Where do you see audiology in 10 years?
I would like to see audiology as completely autonomous and the entry point for hearing healthcare. I would love to see the majority of audiologists in private practice and working in conjunction with ENT doctors, not for them. Something also needs to be done about internet hearing aid sales. Currently, the view of the public is that buying a hearing aid is like buying a television. But it is a medical device. Would you buy an artificial leg from Costco or Best Buy or the internet? Probably not! Why would you treat your hearing that way? However, changing the perspective of the patients is important before the internet sales really can be limited.
What types of outreach/volunteer work do you do, if any?
Who has time for outreach with a small child and full time five day per week job? I have, unfortunately, not been as involved as I once hoped. My husband and I are active in our church. But most importantly we want to be active in our family and son’s life. Most of our family (Moms, Dads and siblings) live hours away. We travel to see them and keep involved in their lives. I feel there will be a time for audiology outreach in a few years, probably after completing our family and all our children are in school.
Do you have family?
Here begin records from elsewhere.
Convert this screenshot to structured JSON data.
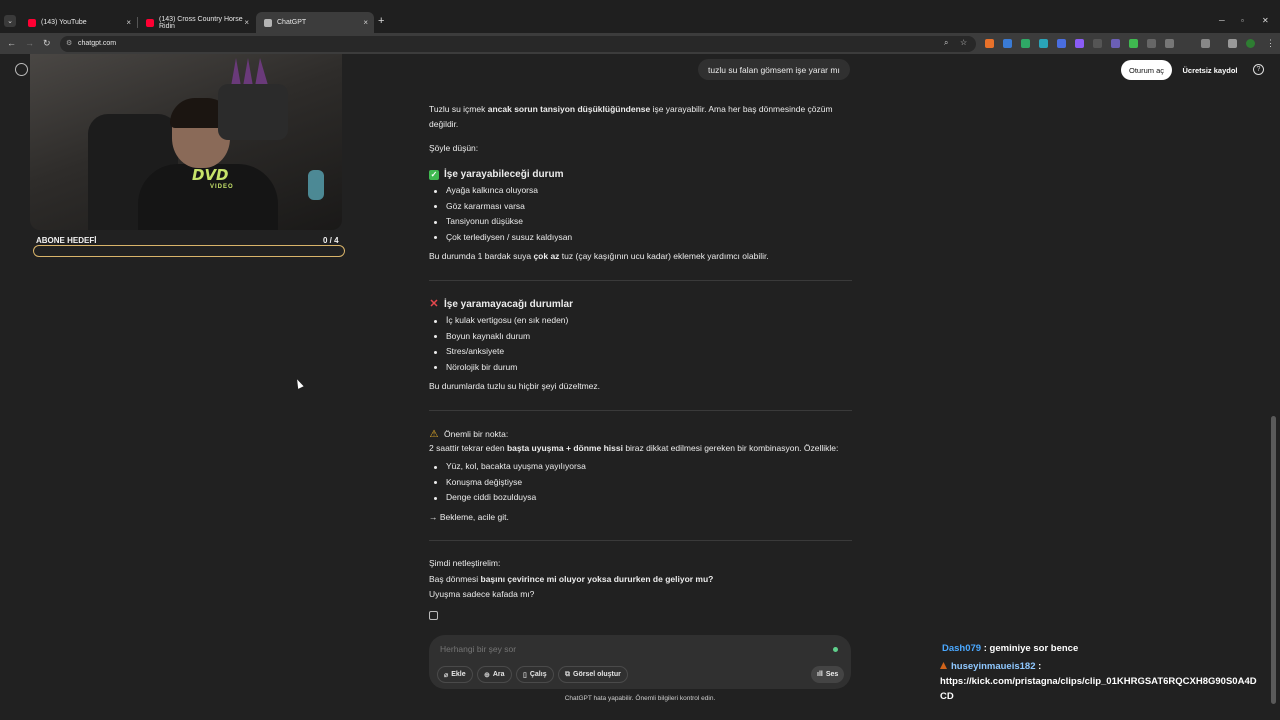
{
  "browser": {
    "tabs": [
      {
        "title": "(143) YouTube",
        "favicon_color": "#ff0033"
      },
      {
        "title": "(143) Cross Country Horse Ridin",
        "favicon_color": "#ff0033"
      },
      {
        "title": "ChatGPT",
        "favicon_color": "#b5b5b5"
      }
    ],
    "url": "chatgpt.com",
    "new_tab_glyph": "+",
    "close_glyph": "×"
  },
  "header": {
    "login_label": "Oturum aç",
    "signup_label": "Ücretsiz kaydol",
    "help_glyph": "?"
  },
  "stream_overlay": {
    "goal_label": "ABONE HEDEFİ",
    "goal_count": "0 / 4",
    "webcam_logo": "DVD",
    "webcam_logo_sub": "VIDEO"
  },
  "conversation": {
    "user_message": "tuzlu su falan gömsem işe yarar mı",
    "answer": {
      "p1_a": "Tuzlu su içmek ",
      "p1_b": "ancak sorun tansiyon düşüklüğündense",
      "p1_c": " işe yarayabilir. Ama her baş dönmesinde çözüm",
      "p1_d": "değildir.",
      "p2": "Şöyle düşün:",
      "section1_title": "İşe yarayabileceği durum",
      "section1_items": [
        "Ayağa kalkınca oluyorsa",
        "Göz kararması varsa",
        "Tansiyonun düşükse",
        "Çok terlediysen / susuz kaldıysan"
      ],
      "p3_a": "Bu durumda 1 bardak suya ",
      "p3_b": "çok az",
      "p3_c": " tuz (çay kaşığının ucu kadar) eklemek yardımcı olabilir.",
      "section2_title": "İşe yaramayacağı durumlar",
      "section2_items": [
        "İç kulak vertigosu (en sık neden)",
        "Boyun kaynaklı durum",
        "Stres/anksiyete",
        "Nörolojik bir durum"
      ],
      "p4": "Bu durumlarda tuzlu su hiçbir şeyi düzeltmez.",
      "note_title": "Önemli bir nokta:",
      "p5_a": "2 saattir tekrar eden ",
      "p5_b": "başta uyuşma + dönme hissi",
      "p5_c": " biraz dikkat edilmesi gereken bir kombinasyon. Özellikle:",
      "section3_items": [
        "Yüz, kol, bacakta uyuşma yayılıyorsa",
        "Konuşma değiştiyse",
        "Denge ciddi bozulduysa"
      ],
      "p6": "→ Bekleme, acile git.",
      "p7": "Şimdi netleştirelim:",
      "p8_a": "Baş dönmesi ",
      "p8_b": "başını çevirince mi oluyor yoksa dururken de geliyor mu?",
      "p9": "Uyuşma sadece kafada mı?"
    }
  },
  "composer": {
    "placeholder": "Herhangi bir şey sor",
    "buttons": [
      "Ekle",
      "Ara",
      "Çalış",
      "Görsel oluştur"
    ],
    "voice_label": "Ses",
    "disclaimer": "ChatGPT hata yapabilir. Önemli bilgileri kontrol edin."
  },
  "stream_chat": [
    {
      "user": "Dash079",
      "message": " : geminiye sor bence"
    },
    {
      "user": "huseyinmaueis182",
      "message": " :",
      "link": "https://kick.com/pristagna/clips/clip_01KHRGSAT6RQCXH8G90S0A4D",
      "link_cont": "CD"
    }
  ],
  "colors": {
    "page_bg": "#212121",
    "bubble_bg": "#303030",
    "check_green": "#3fb950",
    "cross_red": "#e5484d",
    "warning_yellow": "#f0b429",
    "goal_border": "#d9b46a"
  }
}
If so, do you have enough time to spend with them?
Yes, I have a wonderful and supportive husband and a one year old son. I don’t think anybody who works a career really spends as much time as they really want with their families. I was 26 years old when I decided to return to school. The idea of a career and graduate degree sounded great to me. I had no boyfriend, no prospects for a husband or family. I met my husband in my last year of school and we were married nine months after graduation. We make the most of our time we do have, whether in the evenings for several hours or the weekends. But, with student loans and the price of daycare, I have to work and use my ridiculously expensive degree. I do love being an audiologist and would not go back. If times were right, I would work part time. Maybe someday!
Do you have any final piece of advice for students interested in pursuing audiology as a career?
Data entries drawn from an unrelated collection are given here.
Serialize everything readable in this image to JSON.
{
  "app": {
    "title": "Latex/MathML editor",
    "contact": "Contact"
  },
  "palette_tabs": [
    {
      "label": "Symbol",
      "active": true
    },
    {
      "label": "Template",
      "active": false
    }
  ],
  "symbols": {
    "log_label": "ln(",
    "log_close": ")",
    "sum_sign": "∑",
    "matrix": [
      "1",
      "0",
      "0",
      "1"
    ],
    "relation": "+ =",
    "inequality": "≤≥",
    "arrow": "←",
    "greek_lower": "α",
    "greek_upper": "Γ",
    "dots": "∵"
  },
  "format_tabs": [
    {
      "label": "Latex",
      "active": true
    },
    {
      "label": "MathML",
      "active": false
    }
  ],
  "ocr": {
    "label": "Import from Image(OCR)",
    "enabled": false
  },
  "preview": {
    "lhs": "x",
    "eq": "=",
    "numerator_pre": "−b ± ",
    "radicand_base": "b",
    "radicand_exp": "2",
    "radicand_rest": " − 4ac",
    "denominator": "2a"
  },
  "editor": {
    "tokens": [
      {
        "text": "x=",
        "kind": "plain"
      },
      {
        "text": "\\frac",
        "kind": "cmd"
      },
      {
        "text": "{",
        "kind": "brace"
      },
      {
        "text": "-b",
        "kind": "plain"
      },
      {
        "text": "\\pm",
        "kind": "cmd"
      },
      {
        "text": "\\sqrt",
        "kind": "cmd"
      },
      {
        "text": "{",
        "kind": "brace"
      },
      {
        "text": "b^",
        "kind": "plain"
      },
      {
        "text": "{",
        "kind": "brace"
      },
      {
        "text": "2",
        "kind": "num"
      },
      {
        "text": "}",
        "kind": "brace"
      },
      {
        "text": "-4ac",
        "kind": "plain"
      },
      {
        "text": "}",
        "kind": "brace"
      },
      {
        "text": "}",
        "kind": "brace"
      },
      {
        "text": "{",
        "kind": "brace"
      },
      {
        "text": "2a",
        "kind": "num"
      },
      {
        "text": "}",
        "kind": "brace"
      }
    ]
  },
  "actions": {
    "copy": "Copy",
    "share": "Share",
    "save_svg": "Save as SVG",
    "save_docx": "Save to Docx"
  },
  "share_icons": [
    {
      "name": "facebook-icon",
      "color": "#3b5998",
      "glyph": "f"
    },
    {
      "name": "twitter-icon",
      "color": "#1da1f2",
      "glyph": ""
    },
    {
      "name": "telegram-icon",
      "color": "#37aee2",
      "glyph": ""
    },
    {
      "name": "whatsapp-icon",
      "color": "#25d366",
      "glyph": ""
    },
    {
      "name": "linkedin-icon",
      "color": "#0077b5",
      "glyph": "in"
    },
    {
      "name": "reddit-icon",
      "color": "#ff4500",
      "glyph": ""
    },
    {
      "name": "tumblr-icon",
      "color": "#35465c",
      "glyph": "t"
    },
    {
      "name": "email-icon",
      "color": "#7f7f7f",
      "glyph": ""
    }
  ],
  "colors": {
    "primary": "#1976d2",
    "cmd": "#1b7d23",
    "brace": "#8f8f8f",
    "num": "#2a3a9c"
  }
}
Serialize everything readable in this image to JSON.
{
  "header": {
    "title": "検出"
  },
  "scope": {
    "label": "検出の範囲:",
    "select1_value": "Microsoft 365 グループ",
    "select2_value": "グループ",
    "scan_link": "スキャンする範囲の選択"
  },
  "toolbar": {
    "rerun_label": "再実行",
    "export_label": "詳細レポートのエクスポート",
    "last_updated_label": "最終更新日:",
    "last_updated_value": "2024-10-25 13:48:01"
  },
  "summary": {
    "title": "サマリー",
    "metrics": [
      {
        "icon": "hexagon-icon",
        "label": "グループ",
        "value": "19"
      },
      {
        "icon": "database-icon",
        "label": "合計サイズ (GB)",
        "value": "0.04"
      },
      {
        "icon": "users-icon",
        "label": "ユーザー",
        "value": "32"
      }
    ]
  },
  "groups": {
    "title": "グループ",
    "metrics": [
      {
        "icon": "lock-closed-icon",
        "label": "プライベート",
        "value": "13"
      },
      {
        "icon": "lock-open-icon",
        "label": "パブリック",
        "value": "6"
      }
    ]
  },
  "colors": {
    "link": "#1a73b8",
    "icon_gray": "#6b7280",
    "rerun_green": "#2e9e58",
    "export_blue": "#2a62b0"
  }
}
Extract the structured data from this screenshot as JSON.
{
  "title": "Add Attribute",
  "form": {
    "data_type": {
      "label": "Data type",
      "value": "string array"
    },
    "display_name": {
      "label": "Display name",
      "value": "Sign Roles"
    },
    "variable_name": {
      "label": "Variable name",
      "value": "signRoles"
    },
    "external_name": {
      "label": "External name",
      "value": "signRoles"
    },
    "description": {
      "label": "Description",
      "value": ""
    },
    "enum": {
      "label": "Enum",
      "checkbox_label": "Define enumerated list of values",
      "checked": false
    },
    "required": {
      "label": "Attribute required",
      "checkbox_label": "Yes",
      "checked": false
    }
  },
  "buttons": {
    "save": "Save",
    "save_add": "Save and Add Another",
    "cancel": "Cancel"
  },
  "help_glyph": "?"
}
I would highly recommend figuring out the financial aspect of paying for graduate school first. I love audiology and what it brings to my life. With that being said, I am not a fan of feeling trapped in a job. I would have liked to have more freedom in my occupation and that is what I loved about audiology. You can work a few days a week and make a decent salary. Or you can own your own practice and have more vacation time. If you really like to work, you can always work in a hospital setting. But having the amount of student loans that I have forces me to get up five days a week and be away from my family. Our lives change and shift constantly. And where you are at in life when deciding to be an audiologist will change once you’re out of school. Make life easier on the other side of school by paying off tuition as you can. Look into schools which are in-state, where options for assistantships are plentiful, and look into every avenue for scholarships. Some hearing aid companies help and there are online websites dedicated to helping students pay for school. And if this is not available and you are still interested in being an audiologist, then keep the passion for it. It will make paying for the debt much more enjoyable.